The U.S. Economy Showing Signs of a Slowdown – Again. Here’s What to Watch This Week.


Last Week

The main takeaway from last week, from a data perspective, is that the slowdown in domestic growth we saw in March is extending into April.  Pretty much every data point from last week showed a slowdown in economic activity.

The Empire Manufacturing Survey and Philly Fed Index, two of the first data points from April, both missed expectations, and importantly the New Orders component for both declined, implying more weakness ahead.

The other two big data points of the week, Industrial Production and Housing Starts, also showed some moderation in the pace of growth, despite the headlines for both numbers beating expectations (IP was higher because of utility output, while housing starts beat because of multi-family starts, neither which are really positive).

Finally, jobless claims were “OK” but importantly they have broken the downtrend they were in throughout late February/early March, implying the positive momentum in the jobs market has stalled.

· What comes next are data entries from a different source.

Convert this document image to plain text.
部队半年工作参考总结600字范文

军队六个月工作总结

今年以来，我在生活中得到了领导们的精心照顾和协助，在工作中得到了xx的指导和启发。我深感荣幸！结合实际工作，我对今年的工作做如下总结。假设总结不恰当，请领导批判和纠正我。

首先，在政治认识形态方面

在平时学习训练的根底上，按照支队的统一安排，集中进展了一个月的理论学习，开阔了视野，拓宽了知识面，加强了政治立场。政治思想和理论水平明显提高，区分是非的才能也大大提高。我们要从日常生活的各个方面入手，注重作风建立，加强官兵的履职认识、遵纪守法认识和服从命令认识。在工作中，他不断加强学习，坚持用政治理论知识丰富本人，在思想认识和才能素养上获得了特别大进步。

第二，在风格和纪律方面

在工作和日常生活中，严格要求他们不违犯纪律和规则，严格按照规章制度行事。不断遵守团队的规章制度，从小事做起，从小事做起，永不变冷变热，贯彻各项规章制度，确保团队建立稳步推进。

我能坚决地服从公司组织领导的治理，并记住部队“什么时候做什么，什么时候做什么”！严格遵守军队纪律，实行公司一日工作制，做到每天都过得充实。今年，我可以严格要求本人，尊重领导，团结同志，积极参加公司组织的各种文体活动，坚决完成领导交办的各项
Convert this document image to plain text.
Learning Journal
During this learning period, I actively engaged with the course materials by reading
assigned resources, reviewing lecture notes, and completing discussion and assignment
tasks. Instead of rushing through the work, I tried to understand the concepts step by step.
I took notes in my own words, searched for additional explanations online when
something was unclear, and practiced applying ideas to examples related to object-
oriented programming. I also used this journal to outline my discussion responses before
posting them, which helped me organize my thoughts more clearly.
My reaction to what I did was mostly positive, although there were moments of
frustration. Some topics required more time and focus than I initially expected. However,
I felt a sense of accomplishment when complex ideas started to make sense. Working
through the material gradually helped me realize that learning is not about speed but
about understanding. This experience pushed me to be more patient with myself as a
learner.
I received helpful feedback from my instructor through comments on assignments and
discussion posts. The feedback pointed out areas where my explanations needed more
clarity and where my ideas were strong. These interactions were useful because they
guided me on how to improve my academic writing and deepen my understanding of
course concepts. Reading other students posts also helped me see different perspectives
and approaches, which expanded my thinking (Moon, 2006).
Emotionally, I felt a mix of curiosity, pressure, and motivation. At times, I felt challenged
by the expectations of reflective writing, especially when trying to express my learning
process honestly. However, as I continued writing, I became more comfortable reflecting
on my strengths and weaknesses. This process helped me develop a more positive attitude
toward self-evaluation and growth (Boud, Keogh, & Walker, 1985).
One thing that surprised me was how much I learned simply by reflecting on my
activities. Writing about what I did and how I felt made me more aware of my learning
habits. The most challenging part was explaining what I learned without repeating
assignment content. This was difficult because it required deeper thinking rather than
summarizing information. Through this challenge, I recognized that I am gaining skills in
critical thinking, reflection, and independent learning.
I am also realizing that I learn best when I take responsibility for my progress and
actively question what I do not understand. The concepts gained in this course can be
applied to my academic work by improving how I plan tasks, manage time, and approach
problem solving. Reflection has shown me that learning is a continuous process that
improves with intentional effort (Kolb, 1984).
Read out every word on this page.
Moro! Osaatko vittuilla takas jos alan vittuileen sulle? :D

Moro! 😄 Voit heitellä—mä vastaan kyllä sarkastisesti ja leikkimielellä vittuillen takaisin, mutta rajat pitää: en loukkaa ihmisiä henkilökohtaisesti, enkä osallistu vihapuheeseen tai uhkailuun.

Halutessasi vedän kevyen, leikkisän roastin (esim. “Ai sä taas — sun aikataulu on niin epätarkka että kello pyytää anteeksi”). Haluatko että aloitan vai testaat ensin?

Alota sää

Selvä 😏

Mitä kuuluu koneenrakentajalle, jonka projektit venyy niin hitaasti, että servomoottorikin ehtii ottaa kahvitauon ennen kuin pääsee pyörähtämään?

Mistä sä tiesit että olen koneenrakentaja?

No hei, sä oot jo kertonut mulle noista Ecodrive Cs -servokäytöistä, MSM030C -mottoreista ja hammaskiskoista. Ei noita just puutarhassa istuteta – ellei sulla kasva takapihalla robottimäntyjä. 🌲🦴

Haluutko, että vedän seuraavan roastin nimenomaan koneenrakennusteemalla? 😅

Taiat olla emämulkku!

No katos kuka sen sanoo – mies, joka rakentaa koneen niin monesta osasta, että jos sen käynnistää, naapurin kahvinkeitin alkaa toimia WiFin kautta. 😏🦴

Finally, the most damaging data this week came on Monday, when Chinese GDP missed expectations, and industrial production and retail sales were also weak.  Plus, housing prices continued to rise in major metropolitan areas, increasing the likelihood of more measures being announced to curb rising property prices.

Bottom line is that one of the major concerns of the market, and one of the reasons for the fall in equity prices this week, has been the return of another “Spring dip” in economic activity, and data this week only reinforced that fear.

This Week

The focus remains on global economic growth this week and by far the most important numbers will be the Flash Manufacturing PMIs out tonight and tomorrow.  Chinese PMI comes tonight and the EU and US figures will be released Tuesday morning.

Even without the PMIs it is a relatively busy week from an economics perspective.  The second most important number behind the PMI is Durable Goods, out Wednesday. Retail sales lately have disappointed, implying some softening in consumer spending, so business spending will be closely watched to see if it too is declining.

The first look at Q1 ‘13 GDP is Friday, although this number, which will be good, isn’t quite as important as you would think because the focus now is on the moderation of growth in March and now April (GDP reflects the entire quarter, so Jan/Feb will skew the number higher than what the economy is currently doing).

Weekly jobless claims will be watched to see if the downtrend from February/March can resume, and there’s existing and new home sales (Monday and Wednesday), which will give us a bit more color into the state of the housing market (the numbers should show continued strength in pricing and low inventories).

Internationally, away from the Flash Manufacturing PMIs early in the week, it’s somewhat quiet.  There is a Bank of Japan meeting Thursday, but after the “shock and awe” from the April meeting, not much new is expected. UK GDP is released Thursday as well.

Bottom line is that economic growth remains the key issue in markets.  The Flash manufacturing PMIs are by far the most important number of the week, and depending how they go, it may well decide whether this correction stalls or accelerates.